As a specific example, if we have an $\alpha$-level of $0.5$, we will want to find the critical value so that $0.025$ is in the right tail of the related $F$ distribution.

What if the samples are not independent?

Slightly modifying the initial example given at the top of this page, what if we wanted to know something about the difference in heights between men and their spouses? Now the samples taken are no longer independent. Knowing something about the height of a man present in one of the samples may tell us something about a woman in the other sample -- specifically, it may tell us something about the woman to whom he is married. (It may be the case, for example, that men generally prefer to marry women that are slightly shorter than they are.)

When there is a natural pairing that can be made between samples like this, we say we have paired data and consequently, dependent samples. (It goes without saying that if the data is paired, each sample must have the same size, $n$.)
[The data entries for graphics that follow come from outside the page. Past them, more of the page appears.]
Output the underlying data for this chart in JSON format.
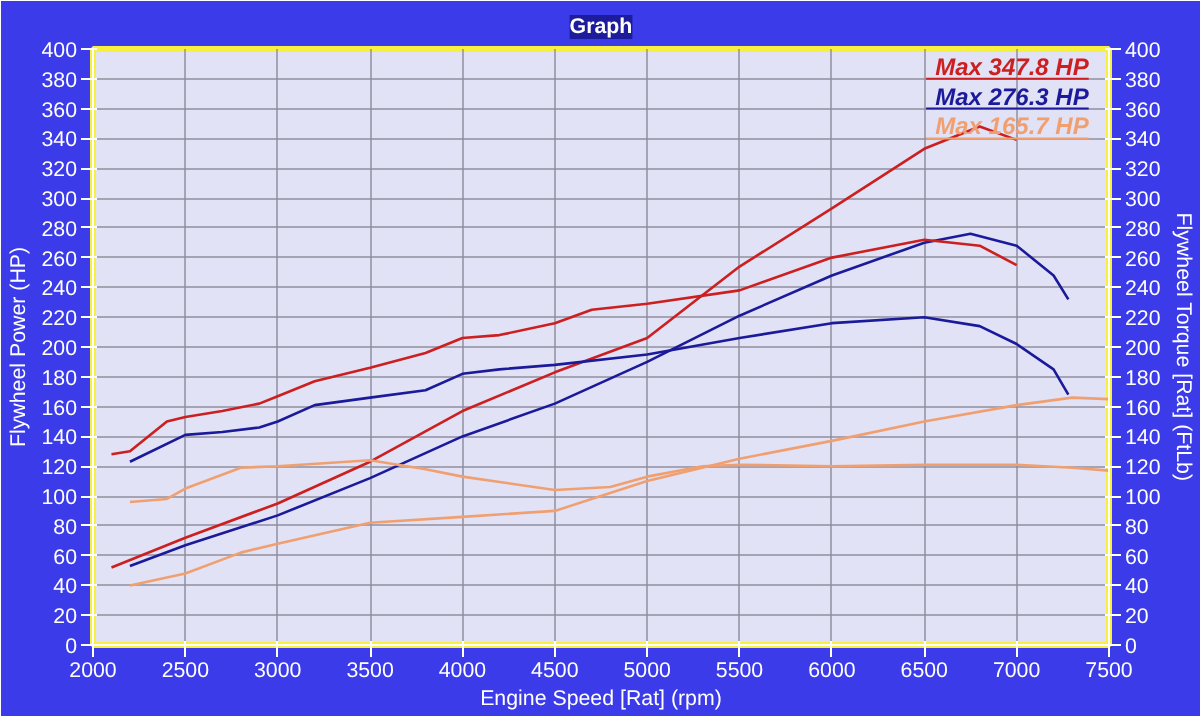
{
  "chart_data": {
    "type": "line",
    "title": "Graph",
    "xlabel": "Engine Speed [Rat] (rpm)",
    "ylabel": "Flywheel Power (HP)",
    "y2label": "Flywheel Torque [Rat] (FtLb)",
    "xlim": [
      2000,
      7500
    ],
    "xticks": [
      2000,
      2500,
      3000,
      3500,
      4000,
      4500,
      5000,
      5500,
      6000,
      6500,
      7000,
      7500
    ],
    "ylim": [
      0,
      400
    ],
    "yticks": [
      0,
      20,
      40,
      60,
      80,
      100,
      120,
      140,
      160,
      180,
      200,
      220,
      240,
      260,
      280,
      300,
      320,
      340,
      360,
      380,
      400
    ],
    "y2lim": [
      0,
      400
    ],
    "y2ticks": [
      0,
      20,
      40,
      60,
      80,
      100,
      120,
      140,
      160,
      180,
      200,
      220,
      240,
      260,
      280,
      300,
      320,
      340,
      360,
      380,
      400
    ],
    "grid": true,
    "legend": "top right",
    "line_style": "solid",
    "series": [
      {
        "name": "Max 347.8 HP",
        "color": "#cc1f1f",
        "x": [
          2100,
          2500,
          3000,
          3500,
          4000,
          4500,
          5000,
          5500,
          6000,
          6500,
          6800,
          7000
        ],
        "values": [
          52,
          72,
          95,
          123,
          157,
          183,
          206,
          254,
          293,
          333,
          348,
          339
        ]
      },
      {
        "name": "Max 276.3 HP",
        "color": "#1a1a9a",
        "x": [
          2200,
          2500,
          3000,
          3500,
          4000,
          4500,
          5000,
          5500,
          6000,
          6500,
          6750,
          7000,
          7200,
          7280
        ],
        "values": [
          53,
          67,
          87,
          112,
          140,
          162,
          190,
          221,
          248,
          270,
          276,
          268,
          248,
          232
        ]
      },
      {
        "name": "Max 165.7 HP",
        "color": "#f0a070",
        "x": [
          2200,
          2500,
          2800,
          3000,
          3500,
          4000,
          4500,
          5000,
          5500,
          6000,
          6500,
          7000,
          7300,
          7500
        ],
        "values": [
          40,
          48,
          62,
          68,
          82,
          86,
          90,
          110,
          125,
          137,
          150,
          161,
          166,
          165
        ]
      },
      {
        "color": "#cc1f1f",
        "x": [
          2100,
          2200,
          2400,
          2500,
          2700,
          2900,
          3000,
          3200,
          3500,
          3800,
          4000,
          4200,
          4500,
          4700,
          5000,
          5500,
          6000,
          6500,
          6800,
          7000
        ],
        "values": [
          128,
          130,
          150,
          153,
          157,
          162,
          167,
          177,
          186,
          196,
          206,
          208,
          216,
          225,
          229,
          238,
          260,
          272,
          268,
          255
        ]
      },
      {
        "color": "#1a1a9a",
        "x": [
          2200,
          2500,
          2700,
          2900,
          3000,
          3200,
          3500,
          3800,
          4000,
          4200,
          4500,
          5000,
          5500,
          6000,
          6500,
          6800,
          7000,
          7200,
          7280
        ],
        "values": [
          123,
          141,
          143,
          146,
          150,
          161,
          166,
          171,
          182,
          185,
          188,
          195,
          206,
          216,
          220,
          214,
          202,
          185,
          168
        ]
      },
      {
        "color": "#f0a070",
        "x": [
          2200,
          2400,
          2500,
          2800,
          3000,
          3500,
          3800,
          4000,
          4500,
          4800,
          5000,
          5300,
          5500,
          6000,
          6500,
          7000,
          7300,
          7500
        ],
        "values": [
          96,
          98,
          105,
          119,
          120,
          124,
          118,
          113,
          104,
          106,
          113,
          120,
          121,
          120,
          121,
          121,
          119,
          117
        ]
      }
    ]
  }
}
In this case, we construct null and alternative hypotheses that say something about the mean of the differences seen in each pair. Specifically, letting $\mu_d$ denote the mean difference between paired elements, we have a null hypothesis of $\mu_d = 0$ and alternative hypotheses of either $\mu_d \neq 0$, $\mu_d \gt 0$, or $\mu_d \lt 0$.

Importantly, our hypotheses is saying something about the single set of differences seen. That means that once we have calculated all of these individual differences, the rest of the test (or the construction of the related confidence interval) will be no different than a one-sample hypothesis test for a mean (or a one-sample confidence interval for a mean). Rejoice! These are problems with which we have already dealt!

Under the assumption that $n \ge 30$ or the distribution of differences is approximately normal, the test statistic $$t = \frac{\overline{d} - \mu_d}{\displaystyle{\frac{s_d}{\sqrt{n}}}}$$ follows a $t$-distribution with $n-1$ degrees of freedom. Similarly, the confidence interval for $\mu_d$ has bounds $$\overline{d} \pm t_{\alpha/2} \frac{s_d}{\sqrt{n}}$$


† : This discussion of experimental design is a very lightly modified version of the same found in Stats: Modeling the World by Bock, Velleman, and De Veaux, which offers the following caveat as well: "Remember that to be valid, experiments do not need a representative sample drawn from a population because we are not trying to estimate a population model parameter."